Oyé! Oyé! L’expression « C’est pas de ma faute, je n’ai pas des bons gènes » est en voie de disparition.

Oui, vous avez bien lu!

Malheureusement pour elle, les chercheurs ont développé une nouvelle branche de la génétique qui mettra fin à son règne : l’épigénétique.

Il s’agit d’une excellente nouvelle pour vous, surtout si vous aspirez à reprendre le pouvoir sur votre santé.

Peu importe si tous les hommes de votre famille sont « pris du cœur », vous saurez désormais que les choix que vous faites au quotidien auront un plus grand impact sur votre santé cardiovasculaire que les gènes qui vous ont été transmis.

Dites bonjour au pouvoir!

Votre environnement et vos habitudes de vie jouent un rôle déterminant dans votre état de santé en modifiant l’expression de vos gènes. Hein?!

Vous pouvez en quelque sorte choisir les gènes qui s’exprimeront en vous grâce à vos actions, aujourd’hui même.

Cette récente discipline scientifique est une véritable bombe dans le monde de la biologie puisqu’elle met balaye du revers de la main la fatalité et met en lumière le pouvoir que chacun détient sur son état de santé.

Les gènes ou l’environnement?

Deux théories ont longtemps soulevé des débats interminables en génétique : qu’est-ce qui détermine la personne que nous deviendrons?

  • Certains affirmaient haut et fort que nos gènes étaient responsables de qui nous étions.
  • D’autres croyaient plutôt que l’environnement façonnait notre personne.

Voilà que l’épigénétique réconcilie les deux clans; tout le monde avait – à moitié – raison.

Nous avons une série de gènes dans notre ADN (gracieuseté de nos parents). Certains de nos gènes sont définitifs (la couleur des yeux et le sexe d’une personne, par exemple).

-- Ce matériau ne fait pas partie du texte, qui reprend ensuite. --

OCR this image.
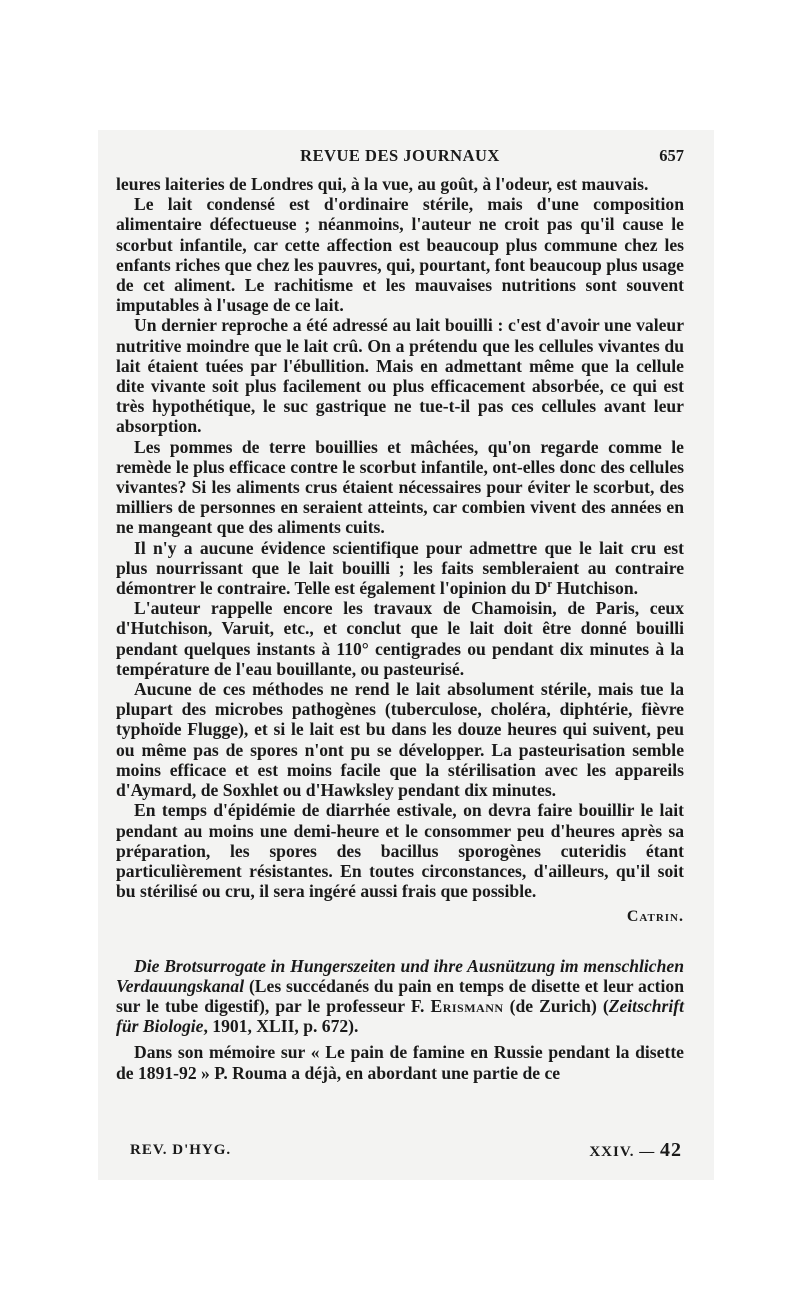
REVUE DES JOURNAUX	657

leures laiteries de Londres qui, à la vue, au goût, à l'odeur, est mauvais.

Le lait condensé est d'ordinaire stérile, mais d'une composition alimentaire défectueuse ; néanmoins, l'auteur ne croit pas qu'il cause le scorbut infantile, car cette affection est beaucoup plus commune chez les enfants riches que chez les pauvres, qui, pourtant, font beaucoup plus usage de cet aliment. Le rachitisme et les mauvaises nutritions sont souvent imputables à l'usage de ce lait.

Un dernier reproche a été adressé au lait bouilli : c'est d'avoir une valeur nutritive moindre que le lait crû. On a prétendu que les cellules vivantes du lait étaient tuées par l'ébullition. Mais en admettant même que la cellule dite vivante soit plus facilement ou plus efficacement absorbée, ce qui est très hypothétique, le suc gastrique ne tue-t-il pas ces cellules avant leur absorption.

Les pommes de terre bouillies et mâchées, qu'on regarde comme le remède le plus efficace contre le scorbut infantile, ont-elles donc des cellules vivantes? Si les aliments crus étaient nécessaires pour éviter le scorbut, des milliers de personnes en seraient atteints, car combien vivent des années en ne mangeant que des aliments cuits.

Il n'y a aucune évidence scientifique pour admettre que le lait cru est plus nourrissant que le lait bouilli ; les faits sembleraient au contraire démontrer le contraire. Telle est également l'opinion du $D^r$ Hutchison.

L'auteur rappelle encore les travaux de Chamoisin, de Paris, ceux d'Hutchison, Varuit, etc., et conclut que le lait doit être donné bouilli pendant quelques instants à 110° centigrades ou pendant dix minutes à la température de l'eau bouillante, ou pasteurisé.

Aucune de ces méthodes ne rend le lait absolument stérile, mais tue la plupart des microbes pathogènes (tuberculose, choléra, diphtérie, fièvre typhoïde Flugge), et si le lait est bu dans les douze heures qui suivent, peu ou même pas de spores n'ont pu se développer. La pasteurisation semble moins efficace et est moins facile que la stérilisation avec les appareils d'Aymard, de Soxhlet ou d'Hawksley pendant dix minutes.

En temps d'épidémie de diarrhée estivale, on devra faire bouillir le lait pendant au moins une demi-heure et le consommer peu d'heures après sa préparation, les spores des bacillus sporogènes cuteridis étant particulièrement résistantes. En toutes circonstances, d'ailleurs, qu'il soit bu stérilisé ou cru, il sera ingéré aussi frais que possible.

Catrin.

Die Brotsurrogate in Hungerszeiten und ihre Ausnützung im menschlichen Verdauungskanal (Les succédanés du pain en temps de disette et leur action sur le tube digestif), par le professeur F. Erismann (de Zurich) (Zeitschrift für Biologie, 1901, XLII, p. 672).

Dans son mémoire sur « Le pain de famine en Russie pendant la disette de 1891-92 » P. Rouma a déjà, en abordant une partie de ce

REV. D'HYG.	XXIV. — 42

Par contre, d’autres gènes ont des interrupteurs qui peuvent être ouverts ou fermés. L’épigénétique étudie donc comment les gènes vont être utilisés (ou pas) par nos cellules :

  • S’ils seront actifs (allumé/ouverts/exprimés)
  • Ou inactifs (éteints/fermés/réprimés)

Qu’est-ce qui influence l’ouverture ou la fermeture de ces interrupteurs?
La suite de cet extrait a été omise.